Helena's wish certainly appears to be on its way to be granted when her mother falls deathly sick from cancer and is hospitalized with a series of not-too-promising operations awaiting her. Helena's escape to drawing heightens until soon her guilt is camouflaged by a bedroom covered by 5 X 7 ink fantasies. One night, while she is searching for her father, she stumbles upon a dark circus act being performed amongst the exterior hallways of the run down apartment complex she has been forced to call home due to the circus closing. Before she knows it, she is escaping with one of the masked performers from a black muck that is covering everything and everyone in its path. An ordinary door opens into a strange world more demented than anything written about Alice's bright Wonderland, and Helena's quest to save her mother begins.

That is only the very surface level of Gaiman's story. It becomes quite clear that her quest (whether dreamt, metaphorical, vividly real, or a love child of all three) is about much more than saving her mother. Through the artistic motifs of McKean and the symbolism put forth by Gaiman, this is a story really about a girl going through the archetypal rites of passage into a teenage adolescent bucking to have an identity utterly separate from that of her mother's. Helena's escape in doodling is akin to Sarah's play acting in The Labyrinth. It needs to stop. Puberty beckons.

In the sense that the story is really about a girl transcending into the first steps of becoming a woman, Mirrormask more than mirrors The Labyrinth. Even aspects such as riddle challenges, columns of locks with only one right key, warped versions of Earth's animals, dark puppeteering, slow speaking oracles, and dark queens will have audiences recalling their love of The Neverending Story and The Labyrinth. Because of this similarity, it is obvious why Jim Henson Company Production chose this project.

Dave McKean's vision is what shatters any belief that Mirrormask can be categorized as some sort of Dark Crystal homage.

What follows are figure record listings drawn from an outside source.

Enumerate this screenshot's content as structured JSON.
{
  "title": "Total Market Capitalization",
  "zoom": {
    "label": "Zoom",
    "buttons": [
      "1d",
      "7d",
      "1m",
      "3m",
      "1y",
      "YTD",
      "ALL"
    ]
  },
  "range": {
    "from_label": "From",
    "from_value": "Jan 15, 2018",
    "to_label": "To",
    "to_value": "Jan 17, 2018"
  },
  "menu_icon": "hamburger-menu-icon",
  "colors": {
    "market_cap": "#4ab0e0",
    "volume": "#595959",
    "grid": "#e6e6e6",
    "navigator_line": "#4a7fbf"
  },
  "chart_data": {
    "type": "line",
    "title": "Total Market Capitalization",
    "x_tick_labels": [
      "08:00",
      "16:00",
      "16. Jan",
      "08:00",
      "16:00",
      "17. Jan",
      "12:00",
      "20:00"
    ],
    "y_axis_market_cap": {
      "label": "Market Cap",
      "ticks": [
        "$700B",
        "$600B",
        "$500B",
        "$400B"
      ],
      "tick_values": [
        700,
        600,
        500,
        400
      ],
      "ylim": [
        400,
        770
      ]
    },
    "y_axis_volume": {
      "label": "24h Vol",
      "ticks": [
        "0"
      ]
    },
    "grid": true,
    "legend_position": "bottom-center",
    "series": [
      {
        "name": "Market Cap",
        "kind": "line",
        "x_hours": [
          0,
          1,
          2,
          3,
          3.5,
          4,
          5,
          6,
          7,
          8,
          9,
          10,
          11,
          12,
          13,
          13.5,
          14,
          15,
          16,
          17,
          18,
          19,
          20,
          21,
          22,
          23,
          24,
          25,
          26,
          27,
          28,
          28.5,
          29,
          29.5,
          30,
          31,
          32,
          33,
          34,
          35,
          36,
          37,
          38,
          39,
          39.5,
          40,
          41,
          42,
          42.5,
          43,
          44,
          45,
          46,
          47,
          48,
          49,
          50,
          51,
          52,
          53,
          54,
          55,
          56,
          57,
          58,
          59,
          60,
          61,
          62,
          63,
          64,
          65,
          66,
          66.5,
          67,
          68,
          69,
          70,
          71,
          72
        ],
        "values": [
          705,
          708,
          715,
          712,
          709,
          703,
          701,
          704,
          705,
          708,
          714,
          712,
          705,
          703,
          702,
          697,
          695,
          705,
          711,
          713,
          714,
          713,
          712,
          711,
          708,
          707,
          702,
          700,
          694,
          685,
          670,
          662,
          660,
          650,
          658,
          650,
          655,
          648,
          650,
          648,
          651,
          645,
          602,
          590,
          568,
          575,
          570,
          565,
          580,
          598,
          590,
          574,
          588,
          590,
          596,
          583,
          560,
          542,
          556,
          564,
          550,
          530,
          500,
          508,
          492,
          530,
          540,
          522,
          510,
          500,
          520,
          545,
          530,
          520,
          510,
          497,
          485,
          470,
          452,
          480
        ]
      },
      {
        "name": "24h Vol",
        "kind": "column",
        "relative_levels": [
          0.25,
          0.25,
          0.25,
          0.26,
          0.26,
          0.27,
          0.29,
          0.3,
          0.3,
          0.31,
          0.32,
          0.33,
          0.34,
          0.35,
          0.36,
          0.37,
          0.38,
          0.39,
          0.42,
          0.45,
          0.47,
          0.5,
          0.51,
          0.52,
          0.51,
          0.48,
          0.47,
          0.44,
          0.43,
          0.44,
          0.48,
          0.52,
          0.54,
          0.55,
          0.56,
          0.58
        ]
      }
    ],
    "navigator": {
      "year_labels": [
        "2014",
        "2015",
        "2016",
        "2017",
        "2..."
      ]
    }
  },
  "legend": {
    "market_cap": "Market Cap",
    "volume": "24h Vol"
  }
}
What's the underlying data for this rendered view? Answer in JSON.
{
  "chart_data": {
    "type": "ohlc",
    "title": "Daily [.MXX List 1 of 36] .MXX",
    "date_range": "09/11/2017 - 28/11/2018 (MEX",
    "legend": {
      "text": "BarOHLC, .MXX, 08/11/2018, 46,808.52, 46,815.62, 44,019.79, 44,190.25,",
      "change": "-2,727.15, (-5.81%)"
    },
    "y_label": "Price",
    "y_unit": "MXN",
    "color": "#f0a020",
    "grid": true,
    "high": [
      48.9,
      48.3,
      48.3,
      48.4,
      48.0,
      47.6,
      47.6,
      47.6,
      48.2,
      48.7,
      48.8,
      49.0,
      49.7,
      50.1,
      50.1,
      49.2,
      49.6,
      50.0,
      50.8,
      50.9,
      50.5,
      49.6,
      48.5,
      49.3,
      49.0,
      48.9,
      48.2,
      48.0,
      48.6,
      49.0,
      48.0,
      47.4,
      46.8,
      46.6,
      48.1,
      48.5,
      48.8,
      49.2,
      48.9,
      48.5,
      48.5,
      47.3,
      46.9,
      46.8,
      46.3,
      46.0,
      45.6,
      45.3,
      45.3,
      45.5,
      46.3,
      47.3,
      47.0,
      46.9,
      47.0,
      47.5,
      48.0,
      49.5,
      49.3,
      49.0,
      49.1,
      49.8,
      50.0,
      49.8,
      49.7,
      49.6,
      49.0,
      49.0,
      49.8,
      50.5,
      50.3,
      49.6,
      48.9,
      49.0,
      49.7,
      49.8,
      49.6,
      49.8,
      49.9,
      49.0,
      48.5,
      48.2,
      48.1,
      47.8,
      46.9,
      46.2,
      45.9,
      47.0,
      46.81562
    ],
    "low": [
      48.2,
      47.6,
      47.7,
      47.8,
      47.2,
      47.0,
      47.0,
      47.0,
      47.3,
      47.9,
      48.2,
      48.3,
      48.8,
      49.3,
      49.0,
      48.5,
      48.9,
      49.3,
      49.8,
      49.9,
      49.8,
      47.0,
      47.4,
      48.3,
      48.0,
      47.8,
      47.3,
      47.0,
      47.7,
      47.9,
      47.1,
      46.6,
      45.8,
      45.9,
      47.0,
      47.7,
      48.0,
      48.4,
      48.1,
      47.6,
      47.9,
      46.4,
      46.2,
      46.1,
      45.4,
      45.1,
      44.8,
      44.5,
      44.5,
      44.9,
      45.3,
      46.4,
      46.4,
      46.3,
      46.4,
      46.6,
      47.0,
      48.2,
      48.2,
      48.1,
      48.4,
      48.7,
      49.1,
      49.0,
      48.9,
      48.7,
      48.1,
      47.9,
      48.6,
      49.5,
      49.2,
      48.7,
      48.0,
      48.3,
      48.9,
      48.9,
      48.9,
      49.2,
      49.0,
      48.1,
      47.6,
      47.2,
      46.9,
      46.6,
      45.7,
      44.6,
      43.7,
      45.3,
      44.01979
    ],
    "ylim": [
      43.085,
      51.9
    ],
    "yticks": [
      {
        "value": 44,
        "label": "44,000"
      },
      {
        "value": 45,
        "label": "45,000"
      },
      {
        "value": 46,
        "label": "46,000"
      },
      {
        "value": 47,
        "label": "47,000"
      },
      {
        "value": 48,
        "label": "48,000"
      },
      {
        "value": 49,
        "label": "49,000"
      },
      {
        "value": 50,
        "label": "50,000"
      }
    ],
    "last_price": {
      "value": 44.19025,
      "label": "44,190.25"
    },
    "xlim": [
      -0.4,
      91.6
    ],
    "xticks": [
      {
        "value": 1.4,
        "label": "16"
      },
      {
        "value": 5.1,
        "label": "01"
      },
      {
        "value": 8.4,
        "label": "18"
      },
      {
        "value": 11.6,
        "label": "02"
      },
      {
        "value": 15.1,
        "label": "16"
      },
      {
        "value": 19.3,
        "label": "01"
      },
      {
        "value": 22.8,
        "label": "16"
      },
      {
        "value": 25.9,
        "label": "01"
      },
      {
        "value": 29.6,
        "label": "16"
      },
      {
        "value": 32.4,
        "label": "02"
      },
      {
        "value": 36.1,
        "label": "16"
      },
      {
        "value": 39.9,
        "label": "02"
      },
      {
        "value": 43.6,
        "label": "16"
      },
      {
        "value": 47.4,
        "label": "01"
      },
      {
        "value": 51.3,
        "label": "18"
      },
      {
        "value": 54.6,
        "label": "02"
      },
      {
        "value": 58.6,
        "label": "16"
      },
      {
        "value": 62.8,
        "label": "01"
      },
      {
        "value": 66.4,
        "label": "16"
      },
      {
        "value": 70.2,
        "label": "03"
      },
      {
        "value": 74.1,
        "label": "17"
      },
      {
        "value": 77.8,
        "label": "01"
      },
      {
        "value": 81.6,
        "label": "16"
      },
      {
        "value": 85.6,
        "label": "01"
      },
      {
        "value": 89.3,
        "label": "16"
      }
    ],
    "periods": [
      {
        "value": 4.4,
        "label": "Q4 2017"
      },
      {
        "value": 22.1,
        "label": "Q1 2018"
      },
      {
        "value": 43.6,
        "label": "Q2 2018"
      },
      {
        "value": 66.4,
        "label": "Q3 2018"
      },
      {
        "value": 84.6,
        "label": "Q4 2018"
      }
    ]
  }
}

Often immensely surreal and sometimes utterly abstract, the images he puts on screen through just about every method an artist can think of are simply amazing. There is absolutely no way that a viewer can hope to digest everything (s)he sees in a single viewing. The film begs to brought home and watched a dozen times. Gaiman's tradition of tossing in symbolic motifs and allusions to mythology and folklore like a deranged chef pepper happy, which is present in all of his more sophisticated works, can leave a person scratching his/her head with the sneaking suspicion that a few concepts have just sailed right over it. The mixture of these two high brow visions offers an experience for viewers that they will not soon forget.

Because of these complex elements of Mirrormask, a few weaknesses arise, and it is up to every viewer to determine just how much that will factor into their experience. For one, a viewer's possible connection with the characters suffer. Helena is our guiding light---our grounding character that we must cling onto, but her supporting cast can often be overshadowed by the demented magic of the mirror world. Valentine, her companion who will ultimately play into an aspect of the adolescent transformation for girls, is surprisingly uninspired. Too often it feels like he is the run-of-the-mill comic relief character, although it never becomes unbearable. Second, Mirrormask's ability to reach a children's audience is called into question. The first act of the film might drag a little too slow for children, and the confusing imaginary may leave kids disinterested. The film is not the most accessible piece of art for even adults.

It is on that note that brings readers back to the original points of this review. The film is the polar opposite of the highly commercial fluff that dominate the attention of this generation of children, and cannot be ignored. It is so to such a degree that Mirrormask may be more of a film to the generation who wishes to return to some of the more fantastic realms of their own childhood. Long live Falkor.